Dad, though, was gone, as Addie had said. Gone the way of brothers and uncles, nephews and cousins. Gone on legs that could walk and legs that could run; the only one still around was the one who couldn’t leave.
Mom was gone, too, but differently. Ernie remembered his mother, a raven-haired woman with short legs and a laugh as wide as the world. It had been many years since she had died, though, and those who were living had to go on.
He knew his parents would have switched him good for talking to his grandmother the way he had. He had to, though. Whether he wanted it or not – even whether or not she wanted it – she was his charge now. His duty. And it was the one task he could accomplish. He would love and care for the old woman even if she wanted no love or care.
At first, Addie matched Ernie’s glare stubbornly, but finally, she muttered, “Jesus,” and looked away. He couldn’t tell if she were calling on the Son of God or her dead husband.
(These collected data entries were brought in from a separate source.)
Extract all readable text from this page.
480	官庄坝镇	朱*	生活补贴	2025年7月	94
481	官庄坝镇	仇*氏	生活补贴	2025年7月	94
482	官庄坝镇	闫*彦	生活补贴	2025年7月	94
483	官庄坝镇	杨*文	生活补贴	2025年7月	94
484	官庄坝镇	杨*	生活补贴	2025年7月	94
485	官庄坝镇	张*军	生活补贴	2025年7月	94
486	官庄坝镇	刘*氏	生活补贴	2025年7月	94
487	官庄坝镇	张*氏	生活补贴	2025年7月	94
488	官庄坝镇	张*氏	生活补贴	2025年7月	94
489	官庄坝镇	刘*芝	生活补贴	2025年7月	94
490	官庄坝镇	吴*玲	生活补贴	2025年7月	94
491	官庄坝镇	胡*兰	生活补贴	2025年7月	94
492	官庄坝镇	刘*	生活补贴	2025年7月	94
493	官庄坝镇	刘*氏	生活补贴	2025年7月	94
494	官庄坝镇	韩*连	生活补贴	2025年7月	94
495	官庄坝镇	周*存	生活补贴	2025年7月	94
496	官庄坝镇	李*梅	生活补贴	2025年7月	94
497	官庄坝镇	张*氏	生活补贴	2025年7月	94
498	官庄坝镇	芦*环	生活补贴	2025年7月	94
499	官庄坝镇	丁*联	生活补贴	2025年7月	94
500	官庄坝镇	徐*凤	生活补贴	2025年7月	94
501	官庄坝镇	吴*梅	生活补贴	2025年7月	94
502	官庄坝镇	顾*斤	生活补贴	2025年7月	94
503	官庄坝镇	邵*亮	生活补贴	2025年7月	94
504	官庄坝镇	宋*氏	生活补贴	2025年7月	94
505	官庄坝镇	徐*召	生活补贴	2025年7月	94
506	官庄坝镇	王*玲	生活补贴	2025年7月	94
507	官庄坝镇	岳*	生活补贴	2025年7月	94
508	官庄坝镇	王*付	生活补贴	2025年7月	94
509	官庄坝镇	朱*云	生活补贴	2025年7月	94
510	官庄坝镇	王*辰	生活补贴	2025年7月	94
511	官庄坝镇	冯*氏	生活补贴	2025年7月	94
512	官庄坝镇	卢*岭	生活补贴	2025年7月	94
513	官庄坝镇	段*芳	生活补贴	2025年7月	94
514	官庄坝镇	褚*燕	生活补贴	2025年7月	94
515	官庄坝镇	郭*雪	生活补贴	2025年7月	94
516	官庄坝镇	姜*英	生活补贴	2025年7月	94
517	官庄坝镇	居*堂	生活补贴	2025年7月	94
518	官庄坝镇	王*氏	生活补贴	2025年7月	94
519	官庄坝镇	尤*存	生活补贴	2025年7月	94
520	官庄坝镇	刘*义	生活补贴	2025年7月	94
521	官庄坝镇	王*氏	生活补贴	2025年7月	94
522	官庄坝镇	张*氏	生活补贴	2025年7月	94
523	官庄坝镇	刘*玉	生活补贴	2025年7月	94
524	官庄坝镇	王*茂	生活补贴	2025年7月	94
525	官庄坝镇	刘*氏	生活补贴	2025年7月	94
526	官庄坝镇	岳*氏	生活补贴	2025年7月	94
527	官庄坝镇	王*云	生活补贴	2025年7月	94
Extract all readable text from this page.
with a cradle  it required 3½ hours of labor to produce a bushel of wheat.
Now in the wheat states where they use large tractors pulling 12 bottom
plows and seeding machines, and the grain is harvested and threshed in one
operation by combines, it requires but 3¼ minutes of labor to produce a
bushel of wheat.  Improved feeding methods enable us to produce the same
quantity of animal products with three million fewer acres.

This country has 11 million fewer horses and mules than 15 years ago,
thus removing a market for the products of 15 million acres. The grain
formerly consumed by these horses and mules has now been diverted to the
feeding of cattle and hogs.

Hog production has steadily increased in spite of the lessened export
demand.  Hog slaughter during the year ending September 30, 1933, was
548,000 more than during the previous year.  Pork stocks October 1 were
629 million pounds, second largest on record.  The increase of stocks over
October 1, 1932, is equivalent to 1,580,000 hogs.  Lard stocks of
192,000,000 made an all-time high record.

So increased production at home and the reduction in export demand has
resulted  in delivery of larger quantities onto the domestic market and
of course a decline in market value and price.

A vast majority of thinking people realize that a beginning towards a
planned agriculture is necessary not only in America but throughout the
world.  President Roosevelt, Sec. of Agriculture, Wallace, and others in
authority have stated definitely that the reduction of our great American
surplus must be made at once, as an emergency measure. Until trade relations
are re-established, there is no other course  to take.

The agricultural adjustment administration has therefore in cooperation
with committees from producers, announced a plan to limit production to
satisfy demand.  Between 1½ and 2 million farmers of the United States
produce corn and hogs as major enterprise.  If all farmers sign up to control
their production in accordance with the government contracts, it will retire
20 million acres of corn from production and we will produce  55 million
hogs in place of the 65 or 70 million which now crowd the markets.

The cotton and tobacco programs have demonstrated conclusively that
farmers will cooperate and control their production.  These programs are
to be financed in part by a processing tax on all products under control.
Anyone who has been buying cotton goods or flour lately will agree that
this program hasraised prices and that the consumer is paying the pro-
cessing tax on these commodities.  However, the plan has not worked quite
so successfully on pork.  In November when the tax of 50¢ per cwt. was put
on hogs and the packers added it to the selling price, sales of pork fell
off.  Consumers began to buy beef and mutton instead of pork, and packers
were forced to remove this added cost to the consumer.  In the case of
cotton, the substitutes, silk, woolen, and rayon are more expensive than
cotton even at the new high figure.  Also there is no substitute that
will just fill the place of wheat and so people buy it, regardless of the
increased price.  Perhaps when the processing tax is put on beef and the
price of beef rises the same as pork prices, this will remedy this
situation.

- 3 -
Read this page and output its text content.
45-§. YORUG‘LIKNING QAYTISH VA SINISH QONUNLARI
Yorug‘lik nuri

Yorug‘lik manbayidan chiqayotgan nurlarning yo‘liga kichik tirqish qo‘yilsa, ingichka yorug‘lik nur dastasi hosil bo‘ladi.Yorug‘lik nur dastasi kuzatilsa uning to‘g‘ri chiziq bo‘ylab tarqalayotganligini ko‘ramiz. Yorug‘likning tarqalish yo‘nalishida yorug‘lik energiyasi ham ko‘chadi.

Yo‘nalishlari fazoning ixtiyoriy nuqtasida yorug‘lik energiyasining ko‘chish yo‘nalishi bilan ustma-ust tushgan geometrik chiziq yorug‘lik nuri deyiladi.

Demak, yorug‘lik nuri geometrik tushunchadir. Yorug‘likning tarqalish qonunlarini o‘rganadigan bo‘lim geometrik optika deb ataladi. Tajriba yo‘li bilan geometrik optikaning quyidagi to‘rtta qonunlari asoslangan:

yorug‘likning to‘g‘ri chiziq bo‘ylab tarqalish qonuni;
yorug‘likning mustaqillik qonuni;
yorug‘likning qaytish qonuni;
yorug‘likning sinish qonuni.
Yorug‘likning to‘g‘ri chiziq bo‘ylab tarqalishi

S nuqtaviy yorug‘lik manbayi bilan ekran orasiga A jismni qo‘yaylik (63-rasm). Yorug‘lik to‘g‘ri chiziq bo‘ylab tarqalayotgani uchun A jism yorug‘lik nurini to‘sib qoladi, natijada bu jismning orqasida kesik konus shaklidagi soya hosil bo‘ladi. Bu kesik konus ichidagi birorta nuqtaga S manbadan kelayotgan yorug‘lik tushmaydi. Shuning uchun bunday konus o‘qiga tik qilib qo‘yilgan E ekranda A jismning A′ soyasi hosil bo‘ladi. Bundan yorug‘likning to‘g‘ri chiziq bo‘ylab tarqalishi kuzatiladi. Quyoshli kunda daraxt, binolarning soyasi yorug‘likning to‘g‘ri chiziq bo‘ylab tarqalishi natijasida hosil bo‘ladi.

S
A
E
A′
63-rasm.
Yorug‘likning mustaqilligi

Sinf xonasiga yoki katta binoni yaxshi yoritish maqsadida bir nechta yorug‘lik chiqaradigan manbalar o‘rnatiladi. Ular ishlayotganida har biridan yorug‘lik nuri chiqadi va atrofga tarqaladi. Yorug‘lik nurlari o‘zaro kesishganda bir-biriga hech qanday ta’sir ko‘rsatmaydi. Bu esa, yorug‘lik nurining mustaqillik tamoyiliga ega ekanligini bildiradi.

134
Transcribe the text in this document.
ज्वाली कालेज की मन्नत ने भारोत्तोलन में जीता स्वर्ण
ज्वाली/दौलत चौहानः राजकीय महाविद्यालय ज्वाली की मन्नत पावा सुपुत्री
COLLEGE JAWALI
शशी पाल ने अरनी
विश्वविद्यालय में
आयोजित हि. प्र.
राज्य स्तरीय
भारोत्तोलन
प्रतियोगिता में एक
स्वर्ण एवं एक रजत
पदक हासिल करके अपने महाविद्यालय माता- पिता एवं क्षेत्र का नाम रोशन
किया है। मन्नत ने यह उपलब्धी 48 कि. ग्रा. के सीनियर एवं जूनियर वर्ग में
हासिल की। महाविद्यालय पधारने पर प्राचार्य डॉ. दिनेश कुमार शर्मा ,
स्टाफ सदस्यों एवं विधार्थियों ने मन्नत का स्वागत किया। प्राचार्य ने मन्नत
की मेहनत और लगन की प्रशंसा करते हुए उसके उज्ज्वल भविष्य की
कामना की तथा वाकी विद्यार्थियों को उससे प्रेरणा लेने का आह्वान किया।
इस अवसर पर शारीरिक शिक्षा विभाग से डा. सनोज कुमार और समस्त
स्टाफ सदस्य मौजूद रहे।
In either case, she sidled to the truck, opened her door, and got in, sitting on the edge of the tattered seat. When Ernie climbed into the cab, she laid the knife between them, planted her feet among the papers and candy wrappers and soda-pop bottles on the floor, and never looked back when he pulled away from the house and out onto the street. She looked ahead, peering through the grime and dirt of the windshield, out past the houses, past the other Yaqui families sitting under their carports, all neighbors she had known forever, past the children playing, out toward the dark of the approaching storm.